“Reality is that which, when you stop believing it, doesn’t go away.” – Philip K. Dick
The explosion of interest around the concept of the Metaverse can engender confusion, as newcomers to the concept try to understand its nature and implications. This confusion can increase if the terminology is unclear. It is in everyone’s interest to converge, and come to a consensus around definitions of basic features that the Metaverse must have in order to be called such.
The Role of Reality
A fundamental misconception derives from the use of the term “virtual” associated with the Metaverse. This ‘original sin’ emerged with Jaron Lanier’s formulation of the expression “virtual reality”, and it has stayed with us ever since. Too few question its usefulness, or if it actually has a net negative effect.
Why is labeling the Metaverse virtual counterproductive? Because its digital foundation is not less real than the world of atoms supporting the physical world.
We are still not at the level of the definition of Philip K. Dick: the Metaverse can go dark if everyone stops caring about it. We can turn off the lights, and leave, and it will stop existing. However, with every passing week, month, and year, the digital infrastructure supporting the Metaverse becomes ever more solid. There will be a time soon, when we will know it is the place where we are living, where we have truly become our new selves.
Metaverse Economies
The advanced economies in the world are growing mostly through their service economies. Until we fully embrace a circular economy, being able to completely recycle physical products, focusing growth in services is a happy outcome, the one that creates the minimum amount of environmental damage. (It is actually likely that future spurts of physical production will be space based, but that’s the subject of another article.)
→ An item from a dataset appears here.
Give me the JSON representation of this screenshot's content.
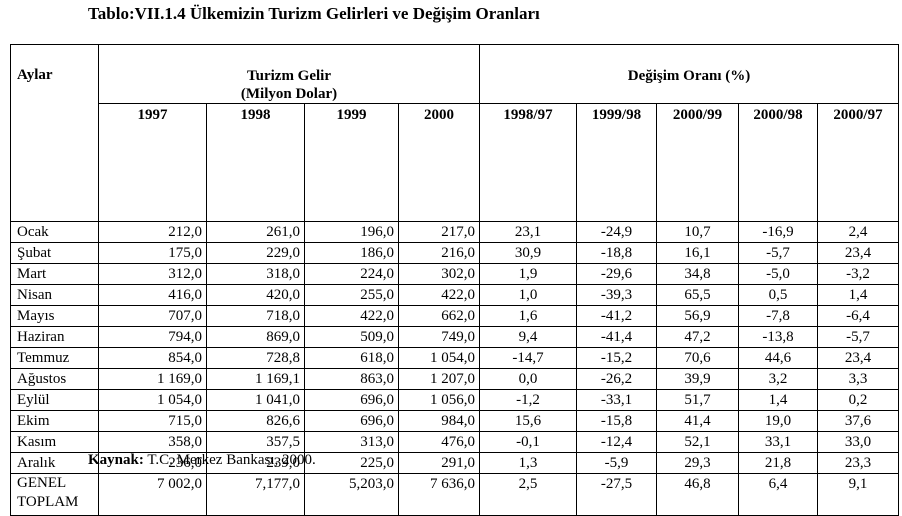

Services, quite naturally, are digital today. As a consequence, it is possible to plot the transformation of the GDP of the world, per unit of energy, shifting from physical to digital. This trend is not going to reverse, it is actually going to accelerate. Software has eaten the world. The next step is for us to gain a steady foothold in this new world that has emerged.
The economies based on the Metaverse will thrive with new possibilities. We have so many questions to answer. What are sustainable products and services that can be offered in the Metaverse? What rules of the physical world usefully apply, and which should be gleefully discarded? What challenges do the interfaces between the physical and digital realities represent? It is certain that we don’t even know yet what the vast majority of the questions we should be asking are!
Why Should We Embrace the Metaverse?
The world of software is rich in solutions that yearn for a degree of automation that can eliminate the human in the loop. Too many times we are the slowest, and least reliable component in processes that without us would become much faster, efficient, and productive. According to Bill Joy the future doesn’t need us.
Our role in the world will change, while some characteristics of human nature will stay the same. Our being social animals, the desire to meet, communicate, compare, compete, is not going to go away, just because we live most of our lives in the digital world, rather than the physical world.
With the open nature of the future comes the opportunity to experiment, and find out what doesn’t work, repeating the natural and unavoidable lessons of failure, until we do find what actually works. At that point we can scale and build on the foundations. Being able to learn from these experiences is key, keeping the eye on the long term ambition, accepting the setbacks as part of the journey.
The Metaverse is the digital reality where humans can gather, to play, to work, to socialize, and to dream about our shared future. A place where we can experiment, what it means to be human, in a world shared with AIs, and robots. Let’s embrace it, and accept it as fully real.